IBM has claimed that its researchers have achieved a major break-through in quantum computing that could help lead to the development of machines able to carry out processing tasks at speeds far beyond those of modern supercomputers.
The firm said that using a variety of different techniques it has managed to establish a series of ways to reduce the errors that can occur during computations to ensure results that quantum computers return using quantum bit (qubit) technology are accurate.
Quantum computing works by the machine analysing both the 1's and 0's of any calculation at the same time, rather than one or the other as current computer do, so calculations can be made far faster, as Quocirca analyst Clive Longbottom explained.
"Instead of storing a bit of information as a 1 or a 0, you store it within a qubit as a one or a zero - but groups of qubits work together to allow a broader range of numbers to be stored," he told V3.
"Therefore, a qubit can be in two states at the same time and so a computer built on qubits can have an infinite amount of data stored in them at any one time."
The difficulty for researchers has been making computers able to both carry out calculations in this way and being able to handle the results they generate at the same time, but IBM believes it is now just 10 to 15 years away from cracking this problem.

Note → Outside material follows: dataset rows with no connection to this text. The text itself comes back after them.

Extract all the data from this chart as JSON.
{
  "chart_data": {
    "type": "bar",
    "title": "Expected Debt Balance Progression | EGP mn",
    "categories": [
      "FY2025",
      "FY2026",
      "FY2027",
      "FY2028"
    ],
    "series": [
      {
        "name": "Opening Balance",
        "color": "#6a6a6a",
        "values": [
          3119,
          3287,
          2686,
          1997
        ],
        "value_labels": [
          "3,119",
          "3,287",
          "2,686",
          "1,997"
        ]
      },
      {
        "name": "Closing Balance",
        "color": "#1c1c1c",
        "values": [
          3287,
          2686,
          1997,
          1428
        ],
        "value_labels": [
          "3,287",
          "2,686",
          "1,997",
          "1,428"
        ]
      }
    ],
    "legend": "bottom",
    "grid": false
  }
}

IBM said its approach is based on the creation of a ‘three-dimensional' superconducting qubit (pictured above), which can improve the time the qubits are able to handle the calculations they can make by as much as four times, although this still only equates to 100 microseconds.
However, IBM said this is long enough to pass the "minimum threshold" that can allow error correction calculations to be instigated, suggesting that researchers can focus on considering how to scale quantum computing to real-world uses.
IBM scientist Matthias Steffen, manager of the IBM research team, said the development could herald the start of a new era of computing.
"The quantum computing work we are doing shows it is no longer just a brute force physics experiment. It's time to start creating systems based on this science that will take computing to a new frontier," he said.
The capabilities of quantum computing could enable huge advances in data security by offering vastly improved encryption capabilities, improved database searching and even being able to solve as yet unsolved mathematical problems, IBM claimed.
The firm is set to unveil results that will provide evidence of its advances at the American Physical Society in Boston on Tuesday.